Russian strategic bombers periodically circumvent the Japanese archipelago during long-range patrols. Russia only resumed regular long-range aerial patrols in East Asia in 2014 following an over a decade-long hiatus that began in the 1990s.

The Russian MoD usually refers to these flight operations as “routine flights” conducted in “strict accordance with international rules of using airspace, without any violations of the borders of other countries.”

The last reported violation of Japanese airspace by a Russian military aircraft took place in September 2015 off the South Kuril Islands, located in the Sea of Okhotsk in the Northwest Pacific. The island chain has been subject to a long-standing territorial dispute between Russia and Japan.

The JASDF conducted 343 scrambles against Russian military aircraft in fiscal year 2018, which ended this March.

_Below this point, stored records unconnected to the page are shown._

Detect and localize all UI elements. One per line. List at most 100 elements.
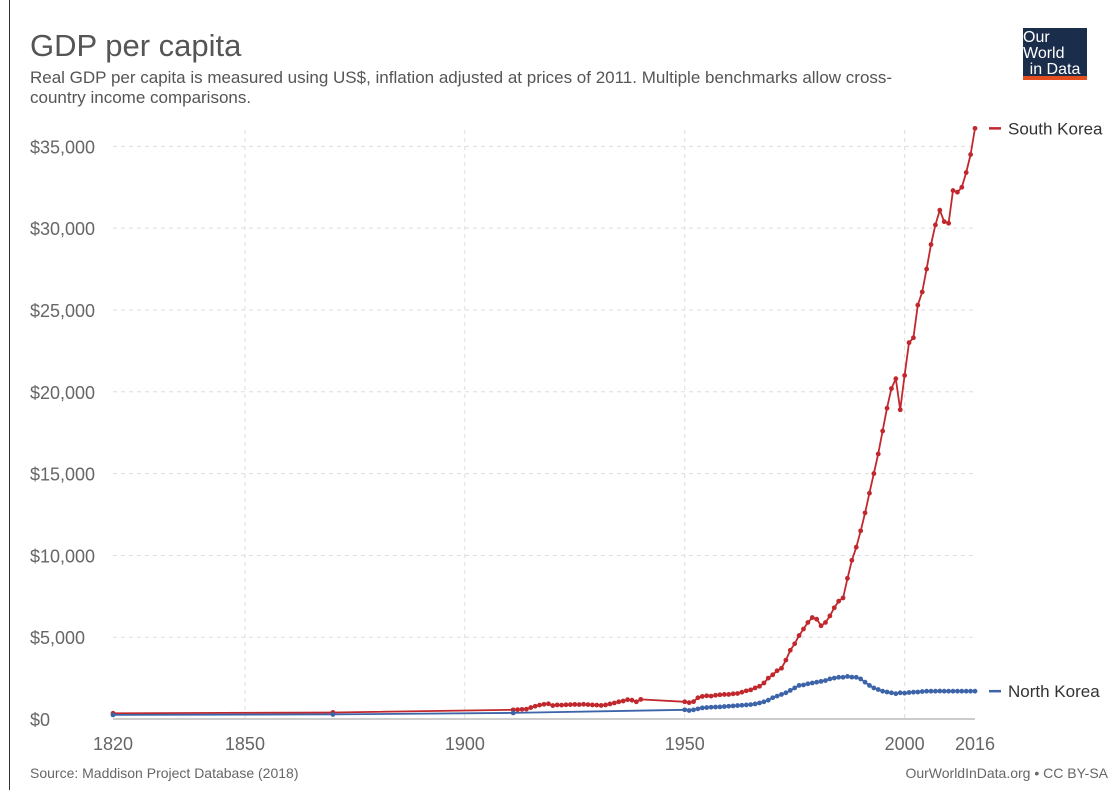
data-point[interactable]	[911, 689, 916, 695]
data-point[interactable]	[519, 706, 525, 712]
data-point[interactable]	[933, 222, 938, 228]
data-point[interactable]	[924, 266, 930, 272]
data-point[interactable]	[739, 689, 745, 695]
data-point[interactable]	[814, 679, 820, 685]
series-line[interactable]	[112, 675, 975, 716]
data-point[interactable]	[950, 688, 956, 694]
data-point[interactable]	[633, 699, 639, 705]
data-point[interactable]	[682, 707, 688, 713]
data-point[interactable]	[937, 207, 943, 213]
series-name-label[interactable]: North Korea	[1008, 682, 1100, 701]
data-point[interactable]	[845, 674, 850, 679]
data-point[interactable]	[893, 376, 899, 382]
data-point[interactable]	[889, 690, 894, 696]
data-point[interactable]	[783, 690, 789, 696]
data-point[interactable]	[893, 691, 899, 697]
data-point[interactable]	[743, 688, 749, 694]
data-point[interactable]	[796, 683, 802, 688]
data-point[interactable]	[911, 335, 916, 341]
series-line[interactable]	[112, 128, 976, 715]
data-point[interactable]	[598, 703, 604, 708]
data-point[interactable]	[686, 708, 692, 713]
data-point[interactable]	[818, 678, 824, 684]
data-point[interactable]	[862, 679, 868, 685]
data-point[interactable]	[959, 184, 965, 190]
data-point[interactable]	[937, 688, 943, 694]
data-point[interactable]	[823, 678, 828, 683]
series-name-label[interactable]: South Korea	[1008, 119, 1103, 138]
data-point[interactable]	[787, 687, 793, 693]
data-point[interactable]	[946, 688, 952, 694]
data-point[interactable]	[721, 704, 727, 709]
data-point[interactable]	[765, 675, 771, 681]
data-point[interactable]	[730, 691, 736, 697]
data-point[interactable]	[721, 692, 727, 697]
data-point[interactable]	[743, 702, 749, 708]
data-point[interactable]	[853, 674, 859, 680]
data-point[interactable]	[867, 683, 872, 688]
data-point[interactable]	[783, 657, 789, 663]
data-point[interactable]	[576, 702, 582, 708]
data-point[interactable]	[730, 703, 736, 709]
data-point[interactable]	[928, 242, 934, 247]
data-point[interactable]	[801, 626, 806, 632]
data-point[interactable]	[884, 689, 890, 695]
data-point[interactable]	[805, 620, 811, 625]
data-point[interactable]	[330, 712, 336, 717]
data-point[interactable]	[875, 451, 881, 457]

This constitutes a decline in comparison to fiscal year 2017, when the service scrambled fighter jets to intercept Russian military planes 390 times.

In February 2019, JASDF fighters intercepted four Tu-95MS strategic bombers and four Sukhoi Su-35S (Flanker-E+) multirole fighter jets flying in two separate formations over the east and west coasts of Japan.

The last reported JASDF scramble against Russian military took place on May 3 when two Tupolev Tu-142MZ maritime reconnaissance and anti-submarine warfare aircraft, conducting a long-range patrol in the Sea of Japan and East China Sea, were intercepted by Japanese fighter jets.

The increased Russian operational tempo in East Asia has led to a number of accidents this year.

“A pair of Su-34 fighter-bombers crashed into the Sea of Japan after reportedly colliding with each other off the coast in Russia’s Far East on January 18 (…),” I reported in February of this year.“Additionally, a Russian Air Force Tupolev Tu-22M3 supersonic bomber crashed at Olenegorsk airbase, in Russia’s northwestern region of Murmansk killing three crew members, on January 22.”

The Tu-95MS is an improved version of the older Tu-95, a Soviet-era four-engine, long-range, turboprop, strategic bomber that can be armed with stand-off missiles including the Kh-101/Kh-102 (nuclear variant) air-launched cruise missile or the Kh-55 subsonic air-launched cruise missile.